Essa idéia de leitura cultural ou de “cultura integral”, conforme palavras
de Bechara (2003) se associa diretamente ao surgimento da chamada cultura de
massa. Carvalho (1987) defende a idéia de que a massificação da cultura, no Brasil,
surgiu, no século XIX, com o advento do Romantismo, haja vista que houve, naquele
período, uma popularização da literatura.
No século XIX, com a Revolução Industrial, determina-se o surgimento da
imprensa como o momento em que houve a possibilidade da multiplicação de textos
impressos. Inegavelmente que houve, com a utilização dos recursos maquinários,
em detrimento da mera cópia que era feita individualmente, a massificação da
compra do objeto livro, o que reitera a idéia de consumo e sua verve popular no
Romantismo.
O século XIX proporciona a multiplicação dos textos literários da época e,
como conseqüência disso, mais leitores surgem também. Os escritores daquela
época não podem ser comparados com o escritor da atualidade pelo fato deste,
talvez por estar imerso em um sistema que o faça criar visando ao lucro, almejar
ganhos e status em função da difusão da sua obra. Esse recurso utilitário não existe
no século XIX por alguns motivos a serem discutidos a seguir.
Pelo fato de a literatura estar praticamente iniciando no Brasil (literatura
compreendida no seu sentido estrito), podemos compreender, inclusive, que o texto
literário se confunde com a própria marca de nacionalidade. Os escritores possuíam
uma vaidade grande em discutir sobre um painel da formação desta nacionalidade, o
que, de certo modo, era propagado aos leitores da época como uma forma de ideal
de vida pública através da erudição. Alguns escritores, como José de Alencar, têm
106
diversos discursos, por exemplo, na área política, ideológica, sendo responsável,
inclusive, pelo ideal de formação de uma “língua brasileira”, conforme denunciam
seus romances indianistas.
A função utilitária, portanto, dos textos do século XIX, atendia à
necessidade de formação de um painel social em vistas da intelectualização da
então nação que se formara, ainda que atendesse a uma camada mais popular da
sociedade.
O utilitarismo, pois, tinha função definida e não se adequava a qualquer
possibilidade de ostentação social. Atualmente, escritores como Dan Brown e J.K.
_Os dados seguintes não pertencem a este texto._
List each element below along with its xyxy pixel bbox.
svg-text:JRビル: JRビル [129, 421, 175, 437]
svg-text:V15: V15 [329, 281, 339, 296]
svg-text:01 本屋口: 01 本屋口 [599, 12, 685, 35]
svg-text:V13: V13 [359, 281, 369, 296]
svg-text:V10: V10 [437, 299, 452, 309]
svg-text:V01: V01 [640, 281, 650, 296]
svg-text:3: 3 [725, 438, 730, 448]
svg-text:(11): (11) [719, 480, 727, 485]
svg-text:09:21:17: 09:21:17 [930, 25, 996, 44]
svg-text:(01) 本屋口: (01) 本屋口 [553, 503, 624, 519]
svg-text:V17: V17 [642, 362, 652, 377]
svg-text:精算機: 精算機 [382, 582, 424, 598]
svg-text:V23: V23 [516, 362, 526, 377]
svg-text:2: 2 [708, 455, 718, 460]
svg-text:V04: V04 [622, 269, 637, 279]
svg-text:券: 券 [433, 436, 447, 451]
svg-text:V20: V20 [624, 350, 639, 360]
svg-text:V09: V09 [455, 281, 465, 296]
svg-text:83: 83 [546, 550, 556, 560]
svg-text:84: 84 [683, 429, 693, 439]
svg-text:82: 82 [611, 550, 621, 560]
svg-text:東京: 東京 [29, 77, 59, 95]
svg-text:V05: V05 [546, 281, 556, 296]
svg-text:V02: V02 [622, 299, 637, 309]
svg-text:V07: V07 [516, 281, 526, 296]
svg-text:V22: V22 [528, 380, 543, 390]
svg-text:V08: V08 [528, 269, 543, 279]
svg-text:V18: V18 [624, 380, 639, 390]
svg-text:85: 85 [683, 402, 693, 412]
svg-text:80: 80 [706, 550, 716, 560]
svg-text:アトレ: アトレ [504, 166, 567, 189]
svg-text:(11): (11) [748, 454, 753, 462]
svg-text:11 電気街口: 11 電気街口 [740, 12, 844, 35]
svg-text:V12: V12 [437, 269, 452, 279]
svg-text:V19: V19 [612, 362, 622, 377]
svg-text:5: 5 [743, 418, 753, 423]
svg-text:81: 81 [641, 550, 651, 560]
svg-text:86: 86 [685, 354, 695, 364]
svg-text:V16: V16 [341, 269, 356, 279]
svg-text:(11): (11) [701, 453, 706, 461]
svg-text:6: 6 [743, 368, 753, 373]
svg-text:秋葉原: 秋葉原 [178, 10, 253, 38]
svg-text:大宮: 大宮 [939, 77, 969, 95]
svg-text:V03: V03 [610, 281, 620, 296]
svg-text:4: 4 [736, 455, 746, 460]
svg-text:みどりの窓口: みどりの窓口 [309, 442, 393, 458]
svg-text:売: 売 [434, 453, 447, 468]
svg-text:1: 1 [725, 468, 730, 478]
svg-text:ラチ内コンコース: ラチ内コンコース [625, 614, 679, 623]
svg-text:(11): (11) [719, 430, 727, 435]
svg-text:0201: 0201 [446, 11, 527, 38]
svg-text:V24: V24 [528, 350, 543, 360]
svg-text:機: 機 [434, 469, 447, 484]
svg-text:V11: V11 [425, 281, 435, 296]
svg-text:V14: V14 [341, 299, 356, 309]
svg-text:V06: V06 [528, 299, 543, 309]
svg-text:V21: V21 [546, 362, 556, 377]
Rowling (autores dos best sellers “O Código da Vinci” e “Harry Potter”) solidificam os
seus nomes no mercado editorial e configuram as nuances da globalização através
de uma prática de leitura moderna, que, relacionada à máxima do livro como um
objeto proporcionador de prazer, se traduz em números avassaladores de venda em
todo o mundo.
Se o comportamento de alguns lingüistas é determinado pela prática do
utilitarismo, o texto literário, efetivamente, encontrar-se-á distante das prateleiras das
livrarias. Ao estabelecer que o texto literário não deve ser o texto material a ser
preservado dentro de uma comunidade, o lingüista embasado por uma concepção
de que o texto literário não articula situações do real pode se ver em situações
contraditórias, sobretudo se houver o questionamento: o que seria o real?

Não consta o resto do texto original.